Banyak alasan mengapa profesi guru menjadi kurang diminati. Pertama, guru dinilai sebagai profesi yang tidak memiliki masa depan. Banyak bimbingan pemilihan jurusan yang membimbing siswa untuk memilih jurusan yang dapat menjamin hidup ketika lulus, atau dengan kata lain jurusan yang lulusannya dapat mendapatkan pekerjaan yang layak dan hidup sejahtera. Dalam kasus ini, guru dipandang sebagai profesi yang berpenghasilan rendah dibandingkan dengan profesi lain seperti arsitek, insinyur, dan pengusaha. Jurusan pendidikan juga dipandang sebagai jurusan yang lulusannya minim kompetensi, karena "Cumabisa jadi guru doang."

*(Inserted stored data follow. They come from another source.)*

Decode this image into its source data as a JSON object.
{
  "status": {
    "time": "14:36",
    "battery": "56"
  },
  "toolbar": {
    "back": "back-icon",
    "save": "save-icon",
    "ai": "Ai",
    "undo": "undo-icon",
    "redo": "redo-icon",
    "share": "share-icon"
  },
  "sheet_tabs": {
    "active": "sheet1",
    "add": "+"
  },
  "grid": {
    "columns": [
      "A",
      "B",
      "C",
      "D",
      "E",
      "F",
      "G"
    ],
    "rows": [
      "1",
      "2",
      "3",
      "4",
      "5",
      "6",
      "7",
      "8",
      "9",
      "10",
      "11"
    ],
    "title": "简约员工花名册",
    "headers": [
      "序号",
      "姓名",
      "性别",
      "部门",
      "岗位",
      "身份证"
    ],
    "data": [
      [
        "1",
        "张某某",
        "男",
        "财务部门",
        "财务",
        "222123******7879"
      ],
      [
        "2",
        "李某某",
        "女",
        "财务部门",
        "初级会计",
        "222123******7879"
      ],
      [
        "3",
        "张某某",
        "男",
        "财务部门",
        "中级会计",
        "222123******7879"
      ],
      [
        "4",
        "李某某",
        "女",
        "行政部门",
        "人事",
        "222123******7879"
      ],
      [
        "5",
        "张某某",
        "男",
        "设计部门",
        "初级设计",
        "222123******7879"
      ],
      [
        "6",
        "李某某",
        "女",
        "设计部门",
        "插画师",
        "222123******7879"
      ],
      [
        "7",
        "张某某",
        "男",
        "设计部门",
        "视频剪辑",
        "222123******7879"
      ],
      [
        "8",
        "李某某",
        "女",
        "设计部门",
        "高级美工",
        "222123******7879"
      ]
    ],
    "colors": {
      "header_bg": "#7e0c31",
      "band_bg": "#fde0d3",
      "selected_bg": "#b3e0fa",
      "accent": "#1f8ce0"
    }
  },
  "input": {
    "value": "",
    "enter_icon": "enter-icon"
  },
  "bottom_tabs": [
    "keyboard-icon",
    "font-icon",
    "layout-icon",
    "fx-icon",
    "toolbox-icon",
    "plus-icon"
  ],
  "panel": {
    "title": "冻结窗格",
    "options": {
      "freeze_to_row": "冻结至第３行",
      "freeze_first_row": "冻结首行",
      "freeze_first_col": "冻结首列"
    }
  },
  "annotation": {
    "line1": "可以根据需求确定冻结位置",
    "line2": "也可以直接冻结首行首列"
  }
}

Kedua, pengalaman yang dialami siswa berhadapan dengan lingkungan sekolah dan guru yang tidak membawa kesan. Kurikulum pendidikan menengah yang sedemikian rupa membuat sekolah sebagai momok yang harus dilewati karena sebuah formalitas. Demikian pula oknum guru sebagai pengguna kurikulum sebagai wadah interaksi dengan siswa tidak meninggalkan kesan yang baik lewat ketidakprofesionalan dalam mengajar. Alhasil, masa depan menjadi seorang guru tidaklah menggiurkan dibandingkan dengan pengusaha sukses ataupun dokter yang ahli.